Use the instructions in the repository to set up a GKE cluster with the right GPU configurations and node pool for deploying a large language model (LLM) on GCP. The primary actions:
gcloud container clusters create $CLUSTER_NAME \
–workload-pool “${PROJECT_ID}.svc.id.goog” \
–location “$REGION” \
–enable-image-streaming –enable-shielded-nodes \
–enable-ip-alias \
–node-locations=”$ZONE_1″ \
–shielded-secure-boot –shielded-integrity-monitoring \
–workload-pool=”${PROJECT_ID}.svc.id.goog” \
–addons GcsFuseCsiDriver \
–num-nodes 1 –min-nodes 1 –max-nodes 5 \
–ephemeral-storage-local-ssd=count=2 \
–enable-ip-alias
–no-enable-master-authorized-networks \
–machine-type n2d-standard-4
gcloud container node-pools create g2-standard-24 –cluster $CLUSTER_NAME \
–accelerator type=nvidia-l4,count=1,gpu-driver-version=latest \
–machine-type g2-standard-8 \
–ephemeral-storage-local-ssd=count=1 \
–num-nodes=1 –min-nodes=0 –max-nodes=2 \
–node-locations $ZONE_1,$ZONE_2 –region $REGION –spot
Dissection of the GKE configuration
Implementation:
- Generates a single vllm-inference-server pod instance.

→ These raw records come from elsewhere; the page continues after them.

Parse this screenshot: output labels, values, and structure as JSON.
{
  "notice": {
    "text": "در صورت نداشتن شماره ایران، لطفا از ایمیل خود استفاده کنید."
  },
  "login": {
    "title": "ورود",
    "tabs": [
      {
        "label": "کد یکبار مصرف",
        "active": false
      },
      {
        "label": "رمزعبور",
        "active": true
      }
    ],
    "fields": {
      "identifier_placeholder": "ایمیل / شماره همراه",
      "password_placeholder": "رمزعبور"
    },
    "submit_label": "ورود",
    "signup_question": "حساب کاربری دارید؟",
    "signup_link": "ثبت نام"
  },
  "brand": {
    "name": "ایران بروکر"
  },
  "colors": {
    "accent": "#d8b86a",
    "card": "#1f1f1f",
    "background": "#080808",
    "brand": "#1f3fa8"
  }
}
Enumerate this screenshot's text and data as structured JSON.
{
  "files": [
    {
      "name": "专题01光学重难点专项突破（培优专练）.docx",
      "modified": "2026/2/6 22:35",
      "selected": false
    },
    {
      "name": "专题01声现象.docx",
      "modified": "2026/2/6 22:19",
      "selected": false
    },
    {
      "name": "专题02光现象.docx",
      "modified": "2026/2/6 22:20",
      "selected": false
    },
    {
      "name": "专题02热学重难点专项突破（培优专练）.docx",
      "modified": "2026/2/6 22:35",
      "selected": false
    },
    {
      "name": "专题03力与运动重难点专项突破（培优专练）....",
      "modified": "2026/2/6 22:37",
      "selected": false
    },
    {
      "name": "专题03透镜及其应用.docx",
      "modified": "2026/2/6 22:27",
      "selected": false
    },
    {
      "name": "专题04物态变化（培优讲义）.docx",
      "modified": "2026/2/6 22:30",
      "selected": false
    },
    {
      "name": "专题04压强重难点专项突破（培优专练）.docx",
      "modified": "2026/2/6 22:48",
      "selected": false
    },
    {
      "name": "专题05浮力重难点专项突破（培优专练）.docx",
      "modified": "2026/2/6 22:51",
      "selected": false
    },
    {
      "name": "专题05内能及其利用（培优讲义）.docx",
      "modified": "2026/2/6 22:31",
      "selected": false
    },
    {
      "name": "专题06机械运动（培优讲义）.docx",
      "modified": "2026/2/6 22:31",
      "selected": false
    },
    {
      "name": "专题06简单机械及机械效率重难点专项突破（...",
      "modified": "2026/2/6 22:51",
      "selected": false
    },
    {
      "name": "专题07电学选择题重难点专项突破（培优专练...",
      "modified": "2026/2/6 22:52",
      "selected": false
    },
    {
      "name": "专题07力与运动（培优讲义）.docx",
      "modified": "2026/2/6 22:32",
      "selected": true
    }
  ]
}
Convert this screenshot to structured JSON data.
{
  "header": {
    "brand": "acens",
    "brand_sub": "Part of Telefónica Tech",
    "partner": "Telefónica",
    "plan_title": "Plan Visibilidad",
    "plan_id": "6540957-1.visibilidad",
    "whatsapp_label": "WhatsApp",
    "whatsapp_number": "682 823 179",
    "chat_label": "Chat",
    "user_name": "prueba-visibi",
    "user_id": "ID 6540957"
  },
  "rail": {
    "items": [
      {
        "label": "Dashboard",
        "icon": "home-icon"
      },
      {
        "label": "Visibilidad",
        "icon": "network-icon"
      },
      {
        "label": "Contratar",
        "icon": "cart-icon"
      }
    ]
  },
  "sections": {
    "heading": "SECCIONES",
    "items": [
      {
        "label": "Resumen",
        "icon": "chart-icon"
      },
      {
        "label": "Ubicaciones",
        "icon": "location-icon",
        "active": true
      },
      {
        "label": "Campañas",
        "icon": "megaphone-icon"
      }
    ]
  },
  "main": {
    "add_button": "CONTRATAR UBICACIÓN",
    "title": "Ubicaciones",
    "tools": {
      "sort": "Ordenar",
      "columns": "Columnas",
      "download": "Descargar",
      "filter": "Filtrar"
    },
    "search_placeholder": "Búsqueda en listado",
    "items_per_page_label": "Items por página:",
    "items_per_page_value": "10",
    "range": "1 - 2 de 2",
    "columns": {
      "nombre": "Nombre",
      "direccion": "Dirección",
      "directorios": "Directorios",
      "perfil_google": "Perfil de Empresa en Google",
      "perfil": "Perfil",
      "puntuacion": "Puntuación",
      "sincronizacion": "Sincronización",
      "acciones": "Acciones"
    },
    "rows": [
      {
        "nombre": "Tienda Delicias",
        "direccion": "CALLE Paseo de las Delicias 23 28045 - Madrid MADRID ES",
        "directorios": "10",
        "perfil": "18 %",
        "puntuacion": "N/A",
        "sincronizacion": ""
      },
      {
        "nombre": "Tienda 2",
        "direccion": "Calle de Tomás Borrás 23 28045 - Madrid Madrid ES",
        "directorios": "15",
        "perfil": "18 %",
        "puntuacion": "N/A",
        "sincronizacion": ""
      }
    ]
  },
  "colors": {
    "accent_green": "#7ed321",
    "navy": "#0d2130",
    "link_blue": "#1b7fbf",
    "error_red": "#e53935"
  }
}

- Allocates certain resources (CPU, RAM, and ephemeral storage) and makes use of an NVIDIA L4 GPU.
- Mounts empty directories for shared memory and the cache.
Provided:
- Uses a ClusterIP to expose the deployment internally.
- Sets up the service to be reachable via port 8000.
BackendConfig:
- Specifies HTTP health checks to make sure the load balancer is maintaining the health of the service.
Entry:
- Sets up an incoming resource so that Google Cloud Load Balancer (GCLB) can expose the service.
- Directs outside traffic to port 8000, which is the vllm-inference-server service.
vLLM provides both a Native vLLM API and the OpenAI API. Google Cloud will utilize the OpenAI API specification-compliant API since it enables consistency between managed and GKE hosted open models.
Once the model and GCLB are deployed, you’ll see that the OpenAPI key and the Hugging face token are referenced in the deployment environment variable:
- In vLLM, you define and set the Open API Key by using the environment variable VLLM_API_KEY. Any combination of special and alphanumeric characters may be used. To administer this secret, use Google Cloud Secret Manager.
- The Hugging Face account you created earlier has the Hugging Face token available.
The substitute? Use VertexAI’s managed model
Additionally, a Meta LLama3.1 open model can be accessed as a fully managed Vertex AI Google service by only enabling it from the Vertex AI Google Model Garden.
The codebase for this blog uses the meta/llama3-405b-instruct-maas open model, which has 405b parameters.